Since then, Novell was sold in 2010 to Attachmate Corp. and a concurrent sale of certain intellectual property assets was sold to CPTN Holdings LLC, a consortium of technology companies organized by Microsoft Corporation. It plays right into the hands of Microsoft’s PR campaign, which strives for a fusion where Microsoft controls both sides of the competition and then derails the side which is less favorable to Microsoft. Microsoft has done that over and over again for many years and victims include giants like IBM and Apple.
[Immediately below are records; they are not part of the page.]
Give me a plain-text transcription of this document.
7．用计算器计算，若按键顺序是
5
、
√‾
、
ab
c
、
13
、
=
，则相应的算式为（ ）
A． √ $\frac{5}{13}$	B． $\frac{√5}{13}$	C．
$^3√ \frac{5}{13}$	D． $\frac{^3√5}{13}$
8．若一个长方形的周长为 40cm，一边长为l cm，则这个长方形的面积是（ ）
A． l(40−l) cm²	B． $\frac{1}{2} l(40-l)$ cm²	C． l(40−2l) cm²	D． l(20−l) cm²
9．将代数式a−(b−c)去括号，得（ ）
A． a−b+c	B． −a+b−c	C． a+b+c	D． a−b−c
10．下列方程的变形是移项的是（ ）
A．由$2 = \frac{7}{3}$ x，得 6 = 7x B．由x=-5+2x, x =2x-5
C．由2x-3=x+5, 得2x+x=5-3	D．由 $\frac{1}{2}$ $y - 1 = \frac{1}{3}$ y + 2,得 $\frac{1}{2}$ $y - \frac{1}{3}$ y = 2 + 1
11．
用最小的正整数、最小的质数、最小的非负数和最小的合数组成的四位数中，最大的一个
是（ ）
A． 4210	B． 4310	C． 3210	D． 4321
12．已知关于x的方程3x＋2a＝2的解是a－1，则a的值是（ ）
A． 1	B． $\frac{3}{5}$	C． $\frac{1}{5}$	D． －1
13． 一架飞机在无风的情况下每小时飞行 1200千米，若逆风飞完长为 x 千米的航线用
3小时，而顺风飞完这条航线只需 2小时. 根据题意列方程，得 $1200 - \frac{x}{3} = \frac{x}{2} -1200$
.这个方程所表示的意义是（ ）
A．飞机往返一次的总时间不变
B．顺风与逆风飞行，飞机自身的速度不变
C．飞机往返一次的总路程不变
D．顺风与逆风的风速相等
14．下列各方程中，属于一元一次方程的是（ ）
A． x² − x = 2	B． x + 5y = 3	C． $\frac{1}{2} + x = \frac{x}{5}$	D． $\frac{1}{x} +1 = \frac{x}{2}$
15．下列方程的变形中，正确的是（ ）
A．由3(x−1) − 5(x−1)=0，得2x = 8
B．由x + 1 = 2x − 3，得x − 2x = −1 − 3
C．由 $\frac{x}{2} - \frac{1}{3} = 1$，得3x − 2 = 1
While FOSS licenses generally protect end user freedom in the realm of copyright, they have no effective protection against threats from software patents, especially from entities outside the FOSS community. In responding to the threat from software patent holders, the FOSS community has created innovative licensing schemes. ( Davidson, S. J 2006) Permissive licenses, such as the Apache licenses, have different patent rights clauses from reciprocal licenses, such as the MPL and GPL. In dealing with potential patent claims, GPL 2. has a “Freedom or Death” termination clause – “any patent must be licensed for everyone’s free use or not licensed at all. ” GPL 2. 0 does not allow the development of software that requires any kind of license payments for third party patents. (Hacker. J. n. d. ) GPL 3. 0 was drafted to cope with global software patent threats and to provide compatibility with more non-GPL FOSS licenses. The current GPL draft 3. 0 keeps GPL 2. 0’s copyleft feature and includes new provisions addressing evolving computing issues, such as patent issues, free software license compatibility, and digital rights management (“DRM”). McMillan, R 2007) As of today, Microsoft is still attacking free software with two types of tactics. The tactics largely include litigation and the use of so-called Fear-Uncertainty-Doubt (FUD) tactics designed to undermine the popular perception of the open source philosophy. This year alone they have won several cases either outright, in appeal or countersuits against Motorola’s Android features. The rest of the FOSS community seems to be on edge and waiting to see what happens next.